|Police raided the home of Nancy Crambert-Lopes on a false suicide alert|
Photo by Aurelia Ventura - Copyright La Opinion
Wednesday, April 22, 2015
Be Afraid of the Police, Not the Criminals
Family claims they were the victims of police violence and fled permanently from them.
By: Isaias Alvarado
Even though all eight corners of their home were guarded by eight security cameras, and they filed a complaint with the FBI, one Latino family that alleges police brutality, fled as far away as they could from the police because of fear of retaliation.
"We're not afraid of the robbers, but the police," said Nancy Carmbert-Lopez, who moved 2,100 miles away, a few days ago.
"I feel safer here," she said.
The Baldwin Park Police Department defended the accused police officers in this controversial case.
Crambert-Lopes recalls her version of the facts: She said that everyone was sleeping in the house, when the police raided her home on a false suicide alert.
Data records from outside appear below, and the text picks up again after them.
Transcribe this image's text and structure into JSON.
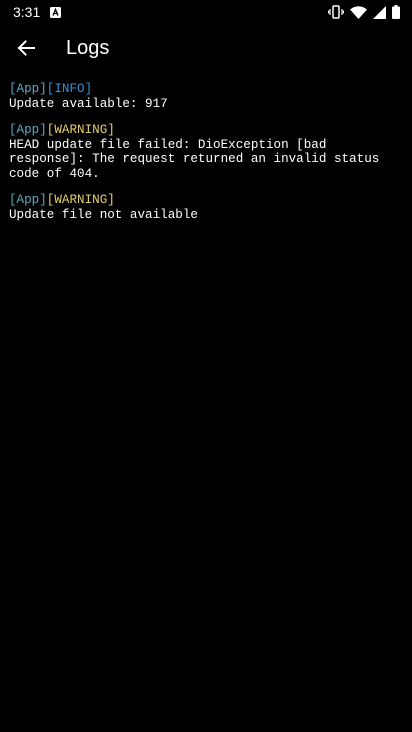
{
  "status_bar": {
    "time": "3:31",
    "icons": [
      "notification-a-icon",
      "vibrate-icon",
      "wifi-icon",
      "cell-signal-icon",
      "battery-icon"
    ]
  },
  "app_bar": {
    "back_icon": "arrow-left-icon",
    "title": "Logs"
  },
  "colors": {
    "background": "#000000",
    "text": "#ffffff",
    "app_tag": "#5aa9c6",
    "info_tag": "#3d8fd6",
    "warning_tag": "#e4cf6b"
  },
  "logs": [
    {
      "source": "[App]",
      "level": "[INFO]",
      "message": "Update available: 917"
    },
    {
      "source": "[App]",
      "level": "[WARNING]",
      "message": "HEAD update file failed: DioException [bad response]: The request returned an invalid status code of 404."
    },
    {
      "source": "[App]",
      "level": "[WARNING]",
      "message": "Update file not available"
    }
  ]
}
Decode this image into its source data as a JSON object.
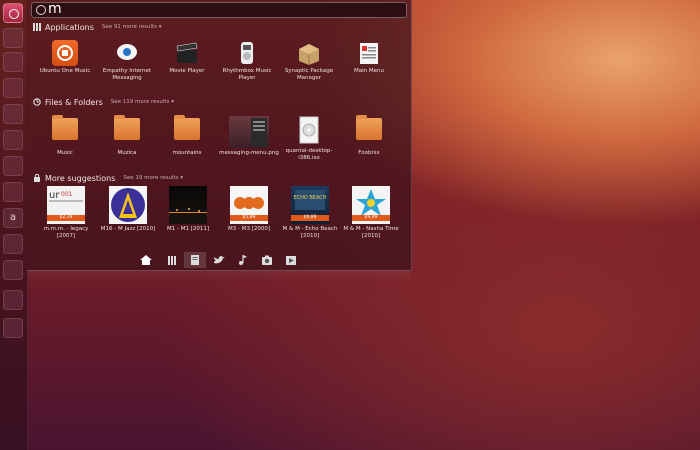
{
  "search": {
    "value": "m"
  },
  "launcher": {
    "letter_icon": "a"
  },
  "applications": {
    "title": "Applications",
    "more": "See 91 more results",
    "items": [
      {
        "label": "Ubuntu One Music",
        "icon": "ubuntu-one-music-icon"
      },
      {
        "label": "Empathy Internet Messaging",
        "icon": "empathy-icon"
      },
      {
        "label": "Movie Player",
        "icon": "clapperboard-icon"
      },
      {
        "label": "Rhythmbox Music Player",
        "icon": "rhythmbox-icon"
      },
      {
        "label": "Synaptic Package Manager",
        "icon": "package-icon"
      },
      {
        "label": "Main Menu",
        "icon": "main-menu-icon"
      }
    ]
  },
  "files": {
    "title": "Files & Folders",
    "more": "See 119 more results",
    "items": [
      {
        "label": "Music"
      },
      {
        "label": "Muzica"
      },
      {
        "label": "mountains"
      },
      {
        "label": "messaging-menu.png"
      },
      {
        "label": "quantal-desktop-i386.iso"
      },
      {
        "label": "Foobnix"
      }
    ]
  },
  "suggestions": {
    "title": "More suggestions",
    "more": "See 19 more results",
    "items": [
      {
        "label": "m.m.m. - legacy [2007]",
        "price": "$2,39"
      },
      {
        "label": "M16 - M Jazz [2010]",
        "price": ""
      },
      {
        "label": "M1 - M1 [2011]",
        "price": ""
      },
      {
        "label": "M3 - M3 [2000]",
        "price": "$5,89"
      },
      {
        "label": "M & M - Echo Beach [2010]",
        "price": "$9,89",
        "art_text": "ECHO BEACH"
      },
      {
        "label": "M & M - Nasha Time [2010]",
        "price": "$9,89"
      }
    ]
  },
  "lens_bar": [
    "home-lens",
    "applications-lens",
    "files-lens",
    "social-lens",
    "music-lens",
    "photos-lens",
    "video-lens"
  ],
  "colors": {
    "accent": "#dd4814",
    "dash_bg": "#3c121c"
  }
}
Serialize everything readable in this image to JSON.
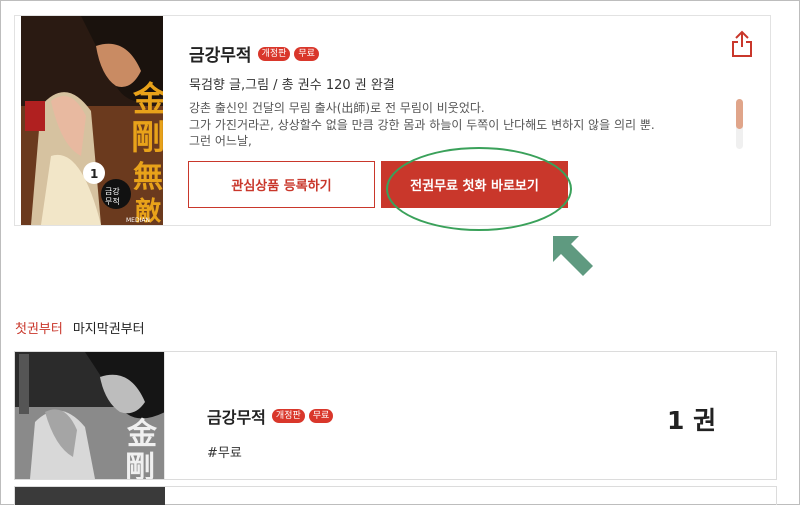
{
  "product": {
    "title": "금강무적",
    "badges": [
      "개정판",
      "무료"
    ],
    "meta": "묵검향 글,그림 / 총 권수 120 권 완결",
    "description": [
      "강촌 출신인 건달의 무림 출사(出師)로 전 무림이 비웃었다.",
      "그가 가진거라곤, 상상할수 없을 만큼 강한 몸과 하늘이 두쪽이 난다해도 변하지 않을 의리 뿐.",
      "그런 어느날,"
    ],
    "wish_button": "관심상품 등록하기",
    "read_button": "전권무료 첫화 바로보기",
    "cover_volume": "1",
    "cover_title_glyphs": "金剛無敵",
    "cover_subtitle": "금강무적",
    "cover_publisher": "MEDIAN"
  },
  "tabs": {
    "first": "첫권부터",
    "last": "마지막권부터"
  },
  "volume": {
    "title": "금강무적",
    "badges": [
      "개정판",
      "무료"
    ],
    "tag": "#무료",
    "number": "1 권"
  },
  "colors": {
    "accent": "#c9372b",
    "annotation": "#3aa15a",
    "arrow": "#5f9a80"
  },
  "icons": {
    "share": "share-icon",
    "arrow": "pointer-arrow-icon"
  }
}
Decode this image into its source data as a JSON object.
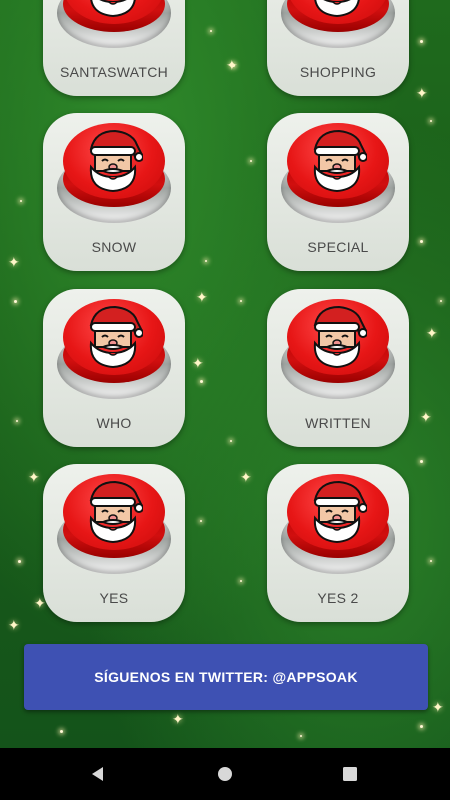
{
  "buttons": [
    {
      "label": "SANTASWATCH",
      "icon": "santa-icon"
    },
    {
      "label": "SHOPPING",
      "icon": "santa-icon"
    },
    {
      "label": "SNOW",
      "icon": "santa-icon"
    },
    {
      "label": "SPECIAL",
      "icon": "santa-icon"
    },
    {
      "label": "WHO",
      "icon": "santa-icon"
    },
    {
      "label": "WRITTEN",
      "icon": "santa-icon"
    },
    {
      "label": "YES",
      "icon": "santa-icon"
    },
    {
      "label": "YES 2",
      "icon": "santa-icon"
    }
  ],
  "follow_button": {
    "label": "SÍGUENOS EN TWITTER: @APPSOAK"
  },
  "colors": {
    "background": "#1f6a1d",
    "card": "#e3e8e1",
    "button_red": "#e71616",
    "follow_button": "#3e51b3",
    "navbar": "#000000"
  },
  "navbar": {
    "back_icon": "back-triangle-icon",
    "home_icon": "home-circle-icon",
    "recents_icon": "recents-square-icon"
  }
}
They reached the master bedroom on the second floor, where the alleged altercation occurred.
While she was trying to clear the misunderstanding with the police, she explained, her husband Delfim Lopes, had taken sleeping pills after work, but when he tried to go to the restroom, the officers grabbed him and the fight blew up.
Argentina Crambert, Nancy's mother, described the incident as an attack by five police officers against her son. "They were kicking him." She remembers saying, "They're going to kill you!" His whole body was covered with fists. "He vomited. He urinated on himself," the 71 year old immigrant said.
Nancy ran to help her husband and for it, both were tackled and arrested.
Paul Cook, attorney at law, said that he believes that to cover up the brutality, the city declared the two mentally unstable (under 5150 of the Welfare and Institution Code) and locked them up in a psychiatric institute.
Nancy was discharged the next day, but her husband was kept under observation for two days.
The alleged beating damaged Delfim's spine, which now requires surgery, said the plaintiff.
The family states that they now owe $40,000 in medical bills and that because of the injury, Del cannot return to work as a driver.
"One day my husband was sleeping, the next day he needs surgery," said Nancy, who alleges that she was bruised because the "boys in blue" assaulted her too.
In late 2014, the FBI stated that it received the complaint but declined to investigate. Lourdes Arocho, FBI spokesperson, told the La Opinion, "We did not open an investigation in this case."
The City stated that they were not contacted by the FBI or other federal agencies and ensures that the police officers acted according to the law.
"The City maintains its support for the officers involved and denies any allegations of misconduct," said the police agent.
According to the police report, Lopes invited the five officers to his home, who happened to also be enraged, and was to be released only after a medical examination.
"Delfim swallowed five to ten sleeping pills because he was depressed because of financial problems," the police report stated.
According to the City, the altercation ensued because of Delfim and his wife's attitude, whom showed signs of anxiety and high blood pressure. That's why she had to be sent to the hospital too.
According to the police report, Delfim "did not complain of any pain," in a physical examination.
The Lopez family filed a complaint against the City of Baldwin Park in federal court, but the judge dismissed it on Dec. 11, 2014.
Later, the couple changed the jurisdiction of the case, so that they wouldn't have to pay for the legal defense fees.
Nancy said that moving to the State of Georgia has brought the family peace.
Delfim was living in fear residing in Baldwin Park because another emergency could occur and the policemen who assaulted him would return to his home.
"Although I never seen these people," Hiedi Rummel, professor of law at the University of Southern California (USC) and former prosecutor, this family's case is unusual.
"I have never heard of the police trying to hide misconduct this way [which is by diagnosing the detainees to be in need of psychiatric care,]" she said.